Les contre-indications relatives sont :

  • présence d’une prothèse articulaire métallique en dehors du champ des ondes électromagnétiques;
  • la grossesse (il n’y a aucune preuve qu’il n’y ait pas d’ondes électromagnétiques chez l’enfant).
  • les enfants de moins de 7 ans (si nécessaire, l’étude se fera sous anesthésie générale)
  • maladies du sang
  • Claustrophobie sévère .

Préparation

Cette méthode ne nécessite pas de formation longue ou spéciale. 2 heures avant l’intervention, il est conseillé de ne pas manger. Ne pas utiliser de maquillage avant l’examen. Ne pas avoir sur soi de téléphones portables, smartphones, montres, cartes de crédit.

Auparavant, le patient est informé de l’avancement de l’étude. Si le patient souffre de claustrophobie, il lui est recommandé de prendre des sédatifs. Le patient est averti s’il y a besoin de l’utilisation d’un liquide de contraste. Après l’introduction du contraste, il peut y avoir des maux de tête, des nausées, une sensation de chaleur, un goût de métal dans la bouche et, dans certains cas, des vomissements. Une demi-heure avant le test, un échantillon est réalisé pour tester la sensibilité au contraste.

PROCEDURE

Avant l’étude, le patient (ou ses proches) accepte de mener l’étude par écrit.
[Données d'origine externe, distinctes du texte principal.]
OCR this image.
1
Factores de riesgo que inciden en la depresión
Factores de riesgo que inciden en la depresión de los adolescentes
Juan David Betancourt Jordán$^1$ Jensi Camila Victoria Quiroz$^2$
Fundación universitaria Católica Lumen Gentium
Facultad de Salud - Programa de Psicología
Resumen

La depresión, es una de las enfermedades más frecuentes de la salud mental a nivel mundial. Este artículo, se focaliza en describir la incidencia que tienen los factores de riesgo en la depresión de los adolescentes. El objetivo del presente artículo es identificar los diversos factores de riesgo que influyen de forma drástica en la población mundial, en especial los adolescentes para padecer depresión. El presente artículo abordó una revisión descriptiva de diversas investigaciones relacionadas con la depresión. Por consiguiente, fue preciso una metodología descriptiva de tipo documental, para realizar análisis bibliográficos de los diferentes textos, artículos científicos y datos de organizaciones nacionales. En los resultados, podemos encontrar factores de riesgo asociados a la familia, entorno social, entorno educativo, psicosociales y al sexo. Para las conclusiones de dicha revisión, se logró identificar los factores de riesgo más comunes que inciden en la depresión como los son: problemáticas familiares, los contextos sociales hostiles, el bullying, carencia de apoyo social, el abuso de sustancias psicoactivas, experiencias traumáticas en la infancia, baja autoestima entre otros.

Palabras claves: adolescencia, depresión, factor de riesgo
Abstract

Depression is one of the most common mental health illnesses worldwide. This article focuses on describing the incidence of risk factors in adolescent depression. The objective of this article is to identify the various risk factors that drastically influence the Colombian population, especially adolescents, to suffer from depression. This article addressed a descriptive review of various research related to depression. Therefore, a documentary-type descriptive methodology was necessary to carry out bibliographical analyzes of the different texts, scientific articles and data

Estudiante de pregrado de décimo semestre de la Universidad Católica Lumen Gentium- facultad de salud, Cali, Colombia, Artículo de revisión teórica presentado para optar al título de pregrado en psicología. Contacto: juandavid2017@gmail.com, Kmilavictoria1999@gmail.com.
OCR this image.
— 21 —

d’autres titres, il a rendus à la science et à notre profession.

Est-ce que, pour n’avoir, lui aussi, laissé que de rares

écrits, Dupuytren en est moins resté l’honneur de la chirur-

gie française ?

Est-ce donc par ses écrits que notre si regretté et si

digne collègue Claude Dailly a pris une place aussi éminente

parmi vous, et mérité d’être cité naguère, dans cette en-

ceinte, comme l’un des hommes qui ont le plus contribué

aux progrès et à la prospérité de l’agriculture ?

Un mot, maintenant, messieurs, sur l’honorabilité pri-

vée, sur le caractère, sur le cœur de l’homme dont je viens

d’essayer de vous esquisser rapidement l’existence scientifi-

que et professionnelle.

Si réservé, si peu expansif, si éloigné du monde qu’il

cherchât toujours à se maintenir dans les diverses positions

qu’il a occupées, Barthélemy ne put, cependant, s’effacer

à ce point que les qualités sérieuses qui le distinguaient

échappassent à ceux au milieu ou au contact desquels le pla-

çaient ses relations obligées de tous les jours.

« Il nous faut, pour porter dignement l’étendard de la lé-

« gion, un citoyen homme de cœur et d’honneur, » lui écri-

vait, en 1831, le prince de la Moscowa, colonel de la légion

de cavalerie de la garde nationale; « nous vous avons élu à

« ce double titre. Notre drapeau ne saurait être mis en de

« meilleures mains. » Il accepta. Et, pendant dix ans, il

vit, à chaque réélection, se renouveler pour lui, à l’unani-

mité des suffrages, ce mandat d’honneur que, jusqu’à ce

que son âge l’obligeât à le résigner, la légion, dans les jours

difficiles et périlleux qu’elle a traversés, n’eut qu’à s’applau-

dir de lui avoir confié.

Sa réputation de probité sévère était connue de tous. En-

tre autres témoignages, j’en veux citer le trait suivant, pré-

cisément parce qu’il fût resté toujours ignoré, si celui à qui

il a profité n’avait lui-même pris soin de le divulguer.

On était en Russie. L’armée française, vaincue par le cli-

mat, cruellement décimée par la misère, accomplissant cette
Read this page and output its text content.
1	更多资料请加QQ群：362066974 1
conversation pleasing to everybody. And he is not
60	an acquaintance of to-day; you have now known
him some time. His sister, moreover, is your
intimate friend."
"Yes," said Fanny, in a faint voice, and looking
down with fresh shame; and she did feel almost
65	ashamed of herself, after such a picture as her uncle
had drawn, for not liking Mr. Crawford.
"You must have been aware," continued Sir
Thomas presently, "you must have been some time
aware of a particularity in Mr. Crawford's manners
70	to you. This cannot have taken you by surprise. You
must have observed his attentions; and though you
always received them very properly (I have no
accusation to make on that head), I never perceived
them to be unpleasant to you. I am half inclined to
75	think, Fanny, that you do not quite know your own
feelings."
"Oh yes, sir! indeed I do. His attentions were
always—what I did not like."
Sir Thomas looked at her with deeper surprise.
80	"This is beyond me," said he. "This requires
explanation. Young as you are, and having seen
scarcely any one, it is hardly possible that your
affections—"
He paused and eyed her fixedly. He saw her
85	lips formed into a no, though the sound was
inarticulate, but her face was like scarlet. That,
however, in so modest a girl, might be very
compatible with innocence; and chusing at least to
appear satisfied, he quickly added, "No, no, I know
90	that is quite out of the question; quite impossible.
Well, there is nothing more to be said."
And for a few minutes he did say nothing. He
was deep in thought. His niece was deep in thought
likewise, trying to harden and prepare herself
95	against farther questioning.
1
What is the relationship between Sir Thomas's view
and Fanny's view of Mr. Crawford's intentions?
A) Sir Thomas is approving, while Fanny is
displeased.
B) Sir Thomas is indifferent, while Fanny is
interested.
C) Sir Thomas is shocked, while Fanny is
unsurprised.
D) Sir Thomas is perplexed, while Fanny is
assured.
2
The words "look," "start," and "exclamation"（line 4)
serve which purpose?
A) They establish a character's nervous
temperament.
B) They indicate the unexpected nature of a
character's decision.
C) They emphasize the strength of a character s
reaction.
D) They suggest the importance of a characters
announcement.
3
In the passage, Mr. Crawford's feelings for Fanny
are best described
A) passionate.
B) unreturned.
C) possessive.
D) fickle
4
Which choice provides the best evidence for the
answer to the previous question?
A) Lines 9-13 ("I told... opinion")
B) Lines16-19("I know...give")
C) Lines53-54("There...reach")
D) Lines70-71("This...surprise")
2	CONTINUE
Les patients sont invités à porter une robe, ou de garder leurs propres vêtements en l’absence de parties métalliques (boucles, crochets, boutons, fermetures éclair, etc.).

Lorsque l’IRM est effectuée, le patient est sur le dos (sur une table spéciale). La tête est fixée avec une attache spéciale pour assurer sa position fixe. La table est déplacée dans le «tube» du tomographe. Comme l’appareil produit des sons relativement forts pendant le travail, le patient peut utiliser des bouchons spéciaux (bouchons d’oreille).

Un médecin effectue la procédure en changeant la fréquence des ondes radio régule la qualité des images. Le patient et l’opérateur ont l’option d’une communication vocale bidirectionnelle pendant la procédure. Il y a un bouton pour arrêter l’étude si le patient, ou si son état de santé s’aggrave à cause de la claustrophobie.

La durée de l’étude est d’environ 20-30 minutes. Dans le cas d’une IRM avec le contraste, la durée de la procédure est prolongée de 20 minutes. La substance de contraste est injectée dans une veine  simultanément ou goutte à goutte au moyen d’un distributeur (avec une IRM dynamique). En tant qu’agent de contraste, des sels du chélate de gadolinium sont utilisés (Premovist, Omniskan, Gadovist, etc.).

RÉSULTATS

Un spécialiste des rayons X spécialisé dans l’IRM analyse les résultats de l’étude et donne une conclusion et un instantané nécessaires pour les antécédents médicaux. En outre, le patient reçoit les résultats de l’étude, copiés sur un DVD. La conclusion est présentée au médecin traitant.